In the second case, adding points to a divergent treatment that are not on the channel muddies your treatment. It might not become evident until weeks or months later, but the divergent channel—busily and very quietly doing its miraculous job maintaining latency—will sense a contrary instruction or a multitude of instructions in the ying level and think that it’s being asked to release pathology into that more interior middle level of qi, thereby opening a straight shot to the organs. The divergents are performing a complex array of functions in a unified action and must not be distracted.

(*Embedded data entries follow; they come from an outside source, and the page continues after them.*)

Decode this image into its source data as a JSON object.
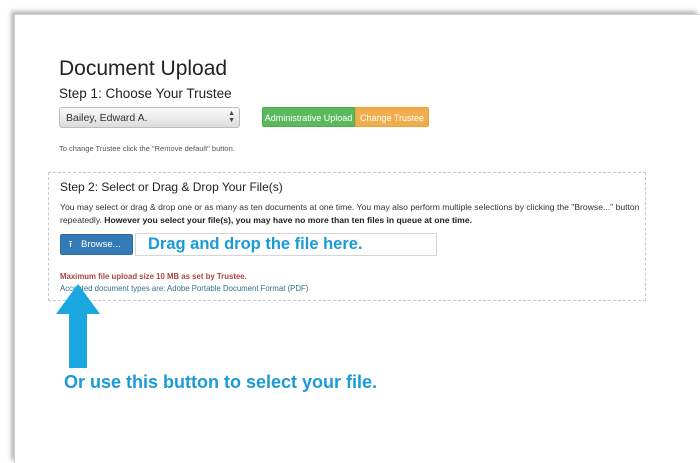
{
  "page": {
    "title": "Document Upload",
    "step1_title": "Step 1: Choose Your Trustee",
    "trustee_select": {
      "value": "Bailey, Edward A."
    },
    "admin_upload_label": "Administrative Upload",
    "change_trustee_label": "Change Trustee",
    "hint": "To change Trustee click the \"Remove default\" button."
  },
  "step2": {
    "title": "Step 2: Select or Drag & Drop Your File(s)",
    "desc_plain": "You may select or drag & drop one or as many as ten documents at one time. You may also perform multiple selections by clicking the \"Browse...\" button repeatedly. ",
    "desc_bold": "However you select your file(s), you may have no more than ten files in queue at one time.",
    "browse_label": "Browse...",
    "max_size": "Maximum file upload size 10 MB as set by Trustee.",
    "accepted": "Accepted document types are: Adobe Portable Document Format (PDF)"
  },
  "annotations": {
    "drop_callout": "Drag and drop the file here.",
    "button_callout": "Or use this button to select your file.",
    "accent_color": "#1a9ad6"
  },
  "icons": {
    "upload": "upload-icon",
    "select_arrows": "select-arrows-icon"
  }
}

In the third case, the sinews can only function well if they are used as a stand alone class of channel. They only conduct wei qi—nothing else, and they bring the musculoskeletal and smooth muscle region pathology up through the wei level to the surface for release. Sinew treatments have no needle retention except, if one wishes, at the sinew meeting points and the jing-well point with strong intention—the meeting points as pivots for maintaining the direction of pathology towards the exterior, and the jing-well as a constant vector to the exterior for the outgoing pathology. If the practitioner is tonifying resources to finance the treatment, he must conclude that process prior to commencing a sinew treatment; that is, he must finish that process of nourishing fluids, or tonifying yang, or releasing the liver, or dispersing the lungs, then remove the needles, take a breath, and begin a sinew treatment with no needle retention. The addition of retained needles can feel as though it assists a treatment, but again, pathology may actually be directed to the interior. The practitioner might not know he directed pathology to the interior; even if there is a serious diagnosis much later, he is unlikely to link that simple, well-intentioned action to the “new” disease.

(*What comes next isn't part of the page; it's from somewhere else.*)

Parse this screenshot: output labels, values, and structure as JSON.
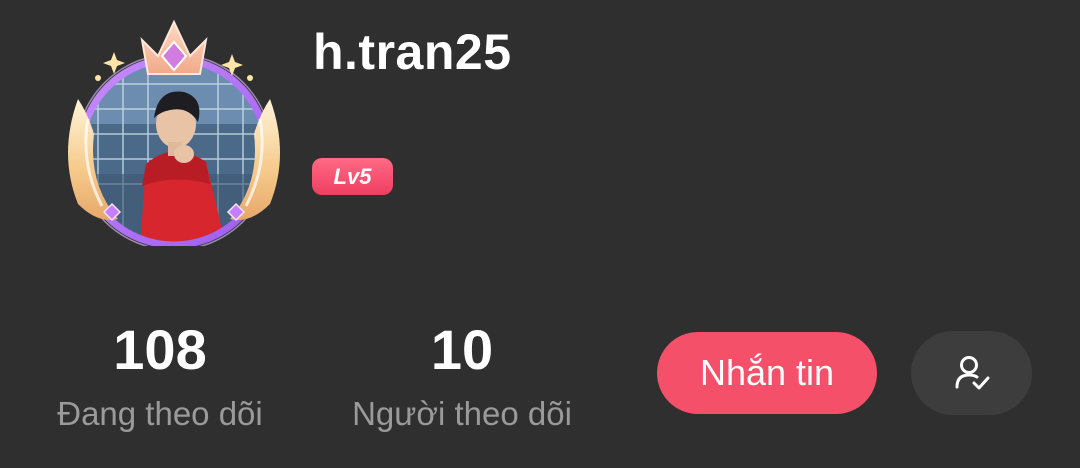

For case four, the divergent channels are very precise. They are not field-like, as are the luos and sinews, for example. They connect the two polarized depths of the superficial anatomy—the sinews and the joints. Their trajectories behave like lightning along very precise trajectories. Needling points that do not belong to their very specific non-ying level trajectories will invite pathology inward to the ying level where it has access to the organs. This will stimulate a yang qi lead defensive response in the body that can appear as a miraculous result since yang qi is also enlivening. Long term, this is a serious misuse of yang qi and can be very damaging.
In the fifth case, it’s important to remember that the emotions are held in the blood. If a practitioner seeks to release emotional holdings, at least a tiny speck of blood must show at the point, or the intention to release actual blood must be present. The pathology released in that action is of a magnitude beyond comprehension. But needling a luo point rather than bleeding it creates a connection between the ying and wei levels in order to create a balance in the two. It has many applications, but does not match the profound emotional change attainable with a small lancet.
To have a successful practice with no lurking liabilities, with no iatrogenic events—evident or unnoticed, immediate or decades hence—a practitioner sticks firmly to the principles, to the channel trajectories, to knowledge of the three levels of qi.
Leave the sink in the kitchen. The medicine is complete, beautiful, and unspeakably powerful just as it is.